LR: I no longer sweat the small stuff. I try to keep in touch (as much as possible) with the people I love and care about.  And the main one is that I no longer put off what I can do today. Why wait for tomorrow? On a professional level, I do my job with even more passion and I’m also having a much better work/life balance.

What does Lorna, seen here in Jamaica, love about the travel industry? "There’s never a boring moment,” she says. (Supplied)

PAX: What is the biggest challenge facing the travel industry right now?

LR: I believe that inflation (thus affecting pricing) is a big challenge right now.  And of course, negative world events also have an impact (sometimes small, sometime big) on our industry. 

PAX: What is this year’s top travel trend? 

LR: I’m seeing a few. Bespoke vacations with enhanced personalization and customization is a big one.  Luxury travel has never been hotter. Also, people want to reconnect with friends, family and the world at large.  Health and wellness travel is also on the rise, especially coming out of the pandemic. 

PAX: What should travel advisors know right now about Sandals and Beaches Resorts?
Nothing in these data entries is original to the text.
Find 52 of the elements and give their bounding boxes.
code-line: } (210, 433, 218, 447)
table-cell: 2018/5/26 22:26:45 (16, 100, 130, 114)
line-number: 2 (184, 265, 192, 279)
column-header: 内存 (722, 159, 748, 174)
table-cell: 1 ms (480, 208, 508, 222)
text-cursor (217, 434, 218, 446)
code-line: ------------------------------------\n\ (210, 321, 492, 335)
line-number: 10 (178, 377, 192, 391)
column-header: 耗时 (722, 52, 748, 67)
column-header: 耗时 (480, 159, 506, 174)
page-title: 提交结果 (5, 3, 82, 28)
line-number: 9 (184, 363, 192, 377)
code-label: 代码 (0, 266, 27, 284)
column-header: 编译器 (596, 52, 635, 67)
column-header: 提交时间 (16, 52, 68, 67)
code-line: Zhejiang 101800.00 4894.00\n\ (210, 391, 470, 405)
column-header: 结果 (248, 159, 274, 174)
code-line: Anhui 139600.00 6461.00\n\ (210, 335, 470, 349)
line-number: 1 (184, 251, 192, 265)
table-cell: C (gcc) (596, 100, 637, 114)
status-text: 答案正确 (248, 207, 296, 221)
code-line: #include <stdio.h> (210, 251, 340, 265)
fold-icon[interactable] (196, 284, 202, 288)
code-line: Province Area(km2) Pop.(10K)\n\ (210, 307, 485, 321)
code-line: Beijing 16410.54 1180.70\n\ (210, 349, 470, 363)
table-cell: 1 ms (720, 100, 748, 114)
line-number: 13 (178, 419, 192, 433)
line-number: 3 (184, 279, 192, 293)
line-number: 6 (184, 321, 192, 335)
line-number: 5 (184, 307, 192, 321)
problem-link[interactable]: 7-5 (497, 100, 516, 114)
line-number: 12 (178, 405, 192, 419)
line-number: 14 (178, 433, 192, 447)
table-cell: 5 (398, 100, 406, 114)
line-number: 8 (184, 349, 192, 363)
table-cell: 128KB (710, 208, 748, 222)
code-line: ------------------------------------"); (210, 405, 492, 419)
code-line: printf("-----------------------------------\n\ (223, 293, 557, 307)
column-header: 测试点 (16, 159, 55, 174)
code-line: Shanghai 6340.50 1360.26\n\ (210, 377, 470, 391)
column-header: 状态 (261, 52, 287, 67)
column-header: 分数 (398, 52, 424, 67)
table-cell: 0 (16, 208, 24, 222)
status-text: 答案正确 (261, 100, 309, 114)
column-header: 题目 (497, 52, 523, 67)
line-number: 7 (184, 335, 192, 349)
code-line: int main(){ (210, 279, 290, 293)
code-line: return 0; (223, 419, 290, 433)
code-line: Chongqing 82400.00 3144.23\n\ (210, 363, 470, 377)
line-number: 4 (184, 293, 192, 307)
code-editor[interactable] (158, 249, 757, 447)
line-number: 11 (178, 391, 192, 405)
LR: One thing advisors should know (if they don’t already) is that Sandals never sits still.  We continue to work hard daily, to innovate and elevate the all-inclusive industry, to build and develop relevant partnerships with travel advisors who are committed to learning (and selling) “the Sandals difference.” With new destinations, new resorts and new resources for travel advisors, we’re always moving forward.

As we enter the era of “Sandals 2.0,” we also want our partners to become “Travel Advisors 2.0.” So, we’ve developed a series of training initiatives to help advisors get to this level.  We’ve launched our series of 2023 Masterclass sessions called “The Sandals Effect – Forging Into The Future.” We’re laser-focused on helping Canadian advisors grow to their highest potential. Advisors can contact their local Sandals BDM to find out more and I’m looking forward to seeing them in class. Remember, I was a teacher!